2017 was arguably the year of the initial coin offering, with over $4.6 billion raised through startup financing. 2018 looks like it will become the year of regulations for the cryptocurrency industry. In fact, the tremendous growth in ICOs is one of the reasons why financial regulators across the globe have decided to hone in on the crypto asset market.
For the most part, startups launching token sales claim that they are issuing a utility token, which would preclude them from the realm of securities law in most jurisdictions. However, many of these tokens have the characteristics of securities, which is why financial regulators are taking a closer look.
To continue using this mETHod of funding, a new form of token sale has emerged that marries the benefits of initial coin offerings and the sale of regulated financial securities in an initial offering.
What is a security token?
Issuing a security token is a new form of financing that enables companies to raise funds from investors through issuing a fully-regulated “digital share” of its equity, assets or part of its revenue. Security token offerings combine aspects of ICOs with IPOs to provide the seemingly perfect balance between gaining access to capital at a low-cost while remaining compliant with securities laws.
Furthermore, security tokens can go beyond the current cryptocurrency-based crowdfunding model to also incorporate other types of financial securities such as debt offerings, for example. Tokenized securities projects such as Overstock’s T-Zero exchange are banking on security tokens becoming the next big thing and they may be correct.
Through issuing digital tokens that provide similar rights to shares, companies have the potential to access more investors and at a lower cost than if they were to list shares on a stock exchange, making them more appealing to younger investors.
However, before that can happen, the digital token trading ecosystem must mature to the level where exchanges are secure and liquid enough to be able to handle trading volumes approaching those found on international stock exchanges.
SAFT: The predecessor to security token ICOs
Before securities tokens started to appear in the ICO market, we saw the utilization of so-called Simple Agreement for Future Tokens (SAFT) by startups that wanted to ensure that they remain fully compliant with U.S. securities law.
SAFT agreements enable accredited investors to purchase contracts during a token offering for which they will be rewarded with the newly-issued tokens that the startup is launching, once the company has developed a fully-functional utility token that is being actively used in the project’s platform.
SAFT agreements are based on the idea behind SAFE (Simple Agreement for Future Equity) contracts, which were spearheaded by San Francisco-based tech accelerator Y Combinator as an alternative to convertible notes.

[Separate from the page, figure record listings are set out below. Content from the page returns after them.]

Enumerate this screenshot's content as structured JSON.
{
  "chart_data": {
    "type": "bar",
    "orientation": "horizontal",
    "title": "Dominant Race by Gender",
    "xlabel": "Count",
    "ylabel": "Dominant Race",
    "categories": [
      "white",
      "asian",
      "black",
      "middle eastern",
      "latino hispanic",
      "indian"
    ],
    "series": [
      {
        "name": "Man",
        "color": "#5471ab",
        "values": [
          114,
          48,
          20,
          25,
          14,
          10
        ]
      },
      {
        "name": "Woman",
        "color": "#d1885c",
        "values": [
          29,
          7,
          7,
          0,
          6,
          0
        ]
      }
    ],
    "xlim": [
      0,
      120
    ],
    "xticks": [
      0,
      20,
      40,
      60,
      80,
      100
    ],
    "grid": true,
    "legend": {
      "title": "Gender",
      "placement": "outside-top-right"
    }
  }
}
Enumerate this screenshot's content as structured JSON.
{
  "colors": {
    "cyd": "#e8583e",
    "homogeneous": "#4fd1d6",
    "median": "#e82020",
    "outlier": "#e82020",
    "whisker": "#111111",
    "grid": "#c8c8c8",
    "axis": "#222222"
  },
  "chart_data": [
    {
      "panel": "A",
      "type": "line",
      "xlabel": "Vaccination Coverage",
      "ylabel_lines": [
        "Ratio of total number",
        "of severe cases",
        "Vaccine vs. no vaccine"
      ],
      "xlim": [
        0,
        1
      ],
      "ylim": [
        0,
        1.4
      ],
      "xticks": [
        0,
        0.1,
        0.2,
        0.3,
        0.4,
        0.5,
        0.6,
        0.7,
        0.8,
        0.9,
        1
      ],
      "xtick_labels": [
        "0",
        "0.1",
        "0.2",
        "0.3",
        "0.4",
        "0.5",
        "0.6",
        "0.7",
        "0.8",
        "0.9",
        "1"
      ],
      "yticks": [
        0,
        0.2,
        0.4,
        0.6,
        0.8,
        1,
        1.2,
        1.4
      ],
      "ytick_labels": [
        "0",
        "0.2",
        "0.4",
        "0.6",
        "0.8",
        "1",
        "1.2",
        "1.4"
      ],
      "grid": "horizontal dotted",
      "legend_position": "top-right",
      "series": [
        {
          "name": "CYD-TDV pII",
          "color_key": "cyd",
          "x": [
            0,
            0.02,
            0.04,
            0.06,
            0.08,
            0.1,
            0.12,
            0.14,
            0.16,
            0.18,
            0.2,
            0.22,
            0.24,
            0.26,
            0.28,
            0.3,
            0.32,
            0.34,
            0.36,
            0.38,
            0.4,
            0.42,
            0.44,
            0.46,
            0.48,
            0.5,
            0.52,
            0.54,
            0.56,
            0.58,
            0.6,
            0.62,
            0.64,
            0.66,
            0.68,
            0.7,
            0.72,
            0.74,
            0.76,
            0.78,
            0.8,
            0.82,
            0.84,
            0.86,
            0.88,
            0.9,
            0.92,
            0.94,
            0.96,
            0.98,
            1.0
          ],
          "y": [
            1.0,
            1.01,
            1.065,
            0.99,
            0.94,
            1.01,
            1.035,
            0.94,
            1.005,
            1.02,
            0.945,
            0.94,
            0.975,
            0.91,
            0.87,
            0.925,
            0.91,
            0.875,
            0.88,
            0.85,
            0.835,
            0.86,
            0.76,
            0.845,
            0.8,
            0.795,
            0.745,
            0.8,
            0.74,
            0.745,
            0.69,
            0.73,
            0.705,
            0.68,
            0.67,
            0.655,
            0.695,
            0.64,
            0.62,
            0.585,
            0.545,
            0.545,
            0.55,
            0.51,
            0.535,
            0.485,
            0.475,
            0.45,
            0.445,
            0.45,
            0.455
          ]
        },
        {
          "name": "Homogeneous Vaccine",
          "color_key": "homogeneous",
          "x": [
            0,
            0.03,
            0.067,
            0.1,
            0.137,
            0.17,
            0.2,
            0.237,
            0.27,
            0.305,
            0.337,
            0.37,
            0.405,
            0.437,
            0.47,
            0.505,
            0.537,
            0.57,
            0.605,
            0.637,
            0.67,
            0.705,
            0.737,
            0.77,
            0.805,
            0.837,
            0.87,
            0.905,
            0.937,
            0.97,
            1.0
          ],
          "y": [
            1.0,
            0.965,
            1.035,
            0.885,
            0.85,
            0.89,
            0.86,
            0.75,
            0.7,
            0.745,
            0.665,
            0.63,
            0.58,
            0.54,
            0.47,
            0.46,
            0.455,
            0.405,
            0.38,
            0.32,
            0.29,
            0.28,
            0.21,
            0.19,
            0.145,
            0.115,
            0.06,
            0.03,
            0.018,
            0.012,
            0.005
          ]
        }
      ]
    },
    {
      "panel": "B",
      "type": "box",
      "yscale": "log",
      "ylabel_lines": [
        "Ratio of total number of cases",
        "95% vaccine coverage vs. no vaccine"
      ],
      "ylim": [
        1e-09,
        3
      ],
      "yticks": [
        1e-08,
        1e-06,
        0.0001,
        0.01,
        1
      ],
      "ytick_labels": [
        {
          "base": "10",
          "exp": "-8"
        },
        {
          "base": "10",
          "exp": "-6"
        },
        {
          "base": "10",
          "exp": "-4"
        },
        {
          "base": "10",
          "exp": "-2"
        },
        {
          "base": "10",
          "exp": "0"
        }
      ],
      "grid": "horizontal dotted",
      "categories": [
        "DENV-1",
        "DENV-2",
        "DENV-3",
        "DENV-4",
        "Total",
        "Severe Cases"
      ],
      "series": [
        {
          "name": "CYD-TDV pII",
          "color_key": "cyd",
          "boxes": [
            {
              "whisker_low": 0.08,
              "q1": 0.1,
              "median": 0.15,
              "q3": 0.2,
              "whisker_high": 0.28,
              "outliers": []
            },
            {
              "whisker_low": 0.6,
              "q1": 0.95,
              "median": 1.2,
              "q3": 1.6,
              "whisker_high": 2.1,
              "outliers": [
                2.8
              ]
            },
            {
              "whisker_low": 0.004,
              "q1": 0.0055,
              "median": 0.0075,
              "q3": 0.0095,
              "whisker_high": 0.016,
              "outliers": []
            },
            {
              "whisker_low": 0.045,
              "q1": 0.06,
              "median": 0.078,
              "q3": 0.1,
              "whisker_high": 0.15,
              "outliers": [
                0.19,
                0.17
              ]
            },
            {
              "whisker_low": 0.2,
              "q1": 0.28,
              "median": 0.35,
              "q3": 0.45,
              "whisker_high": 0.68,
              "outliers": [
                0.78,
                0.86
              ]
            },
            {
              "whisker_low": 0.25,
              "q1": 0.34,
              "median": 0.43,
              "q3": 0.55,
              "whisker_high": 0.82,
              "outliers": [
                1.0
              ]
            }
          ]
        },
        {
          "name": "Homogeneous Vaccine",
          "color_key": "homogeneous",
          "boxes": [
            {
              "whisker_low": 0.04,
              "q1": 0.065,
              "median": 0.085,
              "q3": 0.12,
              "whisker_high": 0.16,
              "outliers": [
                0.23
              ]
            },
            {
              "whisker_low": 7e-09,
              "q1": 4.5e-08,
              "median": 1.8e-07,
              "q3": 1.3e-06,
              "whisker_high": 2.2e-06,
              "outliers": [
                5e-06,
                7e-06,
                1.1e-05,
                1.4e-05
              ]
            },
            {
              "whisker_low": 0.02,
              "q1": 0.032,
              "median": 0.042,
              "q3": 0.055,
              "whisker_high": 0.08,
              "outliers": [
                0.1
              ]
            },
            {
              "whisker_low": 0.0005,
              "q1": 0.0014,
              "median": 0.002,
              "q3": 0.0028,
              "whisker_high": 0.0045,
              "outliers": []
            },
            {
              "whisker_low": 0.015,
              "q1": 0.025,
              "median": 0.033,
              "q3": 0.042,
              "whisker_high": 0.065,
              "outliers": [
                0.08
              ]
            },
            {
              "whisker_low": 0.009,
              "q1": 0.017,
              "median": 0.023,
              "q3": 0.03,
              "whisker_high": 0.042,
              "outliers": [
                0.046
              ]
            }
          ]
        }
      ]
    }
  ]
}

SAFE contracts allow angel investors to put cash into a startup and then receive their shares once a specific trigger event has happened such as a new funding round or the sale of the company.

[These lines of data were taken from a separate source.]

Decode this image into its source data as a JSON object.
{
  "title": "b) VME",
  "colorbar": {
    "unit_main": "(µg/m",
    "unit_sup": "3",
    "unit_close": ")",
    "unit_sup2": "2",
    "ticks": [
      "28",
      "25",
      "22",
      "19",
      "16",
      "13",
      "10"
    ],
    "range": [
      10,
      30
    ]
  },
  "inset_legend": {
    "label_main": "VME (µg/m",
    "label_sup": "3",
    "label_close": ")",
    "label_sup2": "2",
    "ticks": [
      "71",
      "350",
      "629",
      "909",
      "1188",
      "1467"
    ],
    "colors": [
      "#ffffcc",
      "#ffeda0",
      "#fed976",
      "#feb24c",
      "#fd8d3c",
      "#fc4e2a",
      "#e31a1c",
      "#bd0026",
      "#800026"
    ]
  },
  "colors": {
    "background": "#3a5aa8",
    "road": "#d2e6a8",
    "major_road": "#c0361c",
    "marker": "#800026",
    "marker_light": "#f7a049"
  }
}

The first high-profile SAFT contracts that were sold to investors was during the ICO of the decentralized cloud storage platform Filecoin in mid-2017, which raised over $257 million. Messaging giant Telegram also made use of SAFT agreements when it raised $850 million during its token pre-sale in Q1/2018.

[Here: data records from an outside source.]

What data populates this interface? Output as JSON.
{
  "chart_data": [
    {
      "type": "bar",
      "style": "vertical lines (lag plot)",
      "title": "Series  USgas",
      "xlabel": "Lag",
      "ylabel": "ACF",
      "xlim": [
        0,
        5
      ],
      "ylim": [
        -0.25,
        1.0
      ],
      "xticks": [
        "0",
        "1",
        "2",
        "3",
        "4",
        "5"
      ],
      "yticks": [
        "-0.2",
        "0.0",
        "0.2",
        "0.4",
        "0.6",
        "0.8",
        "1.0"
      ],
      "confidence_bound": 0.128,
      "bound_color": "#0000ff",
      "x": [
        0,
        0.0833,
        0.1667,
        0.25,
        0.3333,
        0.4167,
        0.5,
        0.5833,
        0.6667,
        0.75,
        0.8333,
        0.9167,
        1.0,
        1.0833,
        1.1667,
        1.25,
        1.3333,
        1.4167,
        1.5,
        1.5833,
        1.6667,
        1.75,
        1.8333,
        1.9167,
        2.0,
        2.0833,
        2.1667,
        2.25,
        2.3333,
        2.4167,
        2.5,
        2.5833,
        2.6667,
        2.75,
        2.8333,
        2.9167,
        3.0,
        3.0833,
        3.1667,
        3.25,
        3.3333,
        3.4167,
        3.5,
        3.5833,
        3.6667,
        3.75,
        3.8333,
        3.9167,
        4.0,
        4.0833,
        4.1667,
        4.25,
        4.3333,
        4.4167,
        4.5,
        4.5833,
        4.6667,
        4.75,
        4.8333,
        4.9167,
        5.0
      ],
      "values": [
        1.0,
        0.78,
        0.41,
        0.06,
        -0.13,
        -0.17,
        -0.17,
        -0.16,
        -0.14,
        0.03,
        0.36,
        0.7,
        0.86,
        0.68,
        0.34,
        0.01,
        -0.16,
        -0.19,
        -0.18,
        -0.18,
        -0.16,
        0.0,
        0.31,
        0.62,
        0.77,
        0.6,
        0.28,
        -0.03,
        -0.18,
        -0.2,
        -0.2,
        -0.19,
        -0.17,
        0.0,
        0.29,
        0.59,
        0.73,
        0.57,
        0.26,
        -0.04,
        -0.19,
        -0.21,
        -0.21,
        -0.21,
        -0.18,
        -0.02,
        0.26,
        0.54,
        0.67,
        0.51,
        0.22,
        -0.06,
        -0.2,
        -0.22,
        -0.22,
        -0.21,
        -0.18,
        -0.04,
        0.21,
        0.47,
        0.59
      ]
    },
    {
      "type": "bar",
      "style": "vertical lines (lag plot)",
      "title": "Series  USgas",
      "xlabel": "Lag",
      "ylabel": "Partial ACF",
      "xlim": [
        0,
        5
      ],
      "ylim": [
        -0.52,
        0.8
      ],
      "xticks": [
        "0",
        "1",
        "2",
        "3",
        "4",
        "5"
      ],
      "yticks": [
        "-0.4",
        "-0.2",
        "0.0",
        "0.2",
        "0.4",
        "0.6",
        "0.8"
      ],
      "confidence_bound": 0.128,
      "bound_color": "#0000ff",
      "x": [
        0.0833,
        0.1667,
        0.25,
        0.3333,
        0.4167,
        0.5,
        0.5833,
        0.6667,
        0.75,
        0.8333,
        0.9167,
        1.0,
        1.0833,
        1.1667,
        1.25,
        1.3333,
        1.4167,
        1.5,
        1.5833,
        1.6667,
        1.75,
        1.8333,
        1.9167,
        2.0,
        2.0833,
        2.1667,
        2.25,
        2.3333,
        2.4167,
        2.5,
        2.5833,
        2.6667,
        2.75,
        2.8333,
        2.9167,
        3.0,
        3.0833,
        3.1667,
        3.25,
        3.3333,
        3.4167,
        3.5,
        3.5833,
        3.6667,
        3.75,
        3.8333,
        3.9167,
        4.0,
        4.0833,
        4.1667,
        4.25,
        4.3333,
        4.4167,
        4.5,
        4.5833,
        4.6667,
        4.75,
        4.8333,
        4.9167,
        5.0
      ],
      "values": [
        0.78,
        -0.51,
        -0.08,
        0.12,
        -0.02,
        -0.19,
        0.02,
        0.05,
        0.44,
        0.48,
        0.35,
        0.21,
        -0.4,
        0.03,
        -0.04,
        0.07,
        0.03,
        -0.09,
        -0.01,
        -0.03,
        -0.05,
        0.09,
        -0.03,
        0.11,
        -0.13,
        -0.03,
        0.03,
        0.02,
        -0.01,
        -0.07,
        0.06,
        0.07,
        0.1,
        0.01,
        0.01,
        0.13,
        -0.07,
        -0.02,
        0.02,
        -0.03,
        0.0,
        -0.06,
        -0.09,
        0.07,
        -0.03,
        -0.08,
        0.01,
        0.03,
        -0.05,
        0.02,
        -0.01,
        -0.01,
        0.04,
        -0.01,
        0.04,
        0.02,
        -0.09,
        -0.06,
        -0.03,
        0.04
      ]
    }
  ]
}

How security tokens will transform utility ICOs
Financial regulators are keeping a very close eye on initial coin offerings due to a large number of scams that have flooded this market. Moreover, many regulators consider ICOs that sell a utility token should still fall under securities law as most are effectively securities.
For many issuers the risk that their ‘utility token’ will be considered by regulators as a regulated security will become too great to bare. Accordingly, many will choose to issue utility tokens in a compliant way (as if they were securities).
Additionally, the introduction of truly compliant security token exchanges like TZero will enable a new breed of token issuer to come to the market that offers economic incentives similar to dividends in shares, or other revenue streams that are undoubtedly categorized as securities.
Issuing a security token will, eventually, become more straightforward than launching a utility ICO from a regulatory and legal standpoint, with the caveat that the overheads will probably be higher as it involves regulatory compliance and more legal fees. A “normal” token sale can be conducted with very little upfront capital, especially if the startup has an exciting product that the cryptocurrency community is willing to invest in. A security token ICO, on the other hand, will require more capital regardless of the quality of the company’s product.
It is thus unlikely that utility token ICOs will be replaced entirely by security tokens as smaller startup projects will choose to either run the risk of operating in a regulatory grey area or will merely engage in regulatory arbitrage and base their operations and crowdsale in countries that have ICO-friendly regulations.
The future of security tokens
Having said that, security tokens have the potential to become the go-to form of funding for more established startups and for companies that want to tokenize their securities offering instead of listing shares on a stock exchange.
Security ICOs will thus likely become a real competitor to traditional IPOs as the costs for an ICO remain cheaper and as more investors realize the advantages of digital tokens over “real shares”.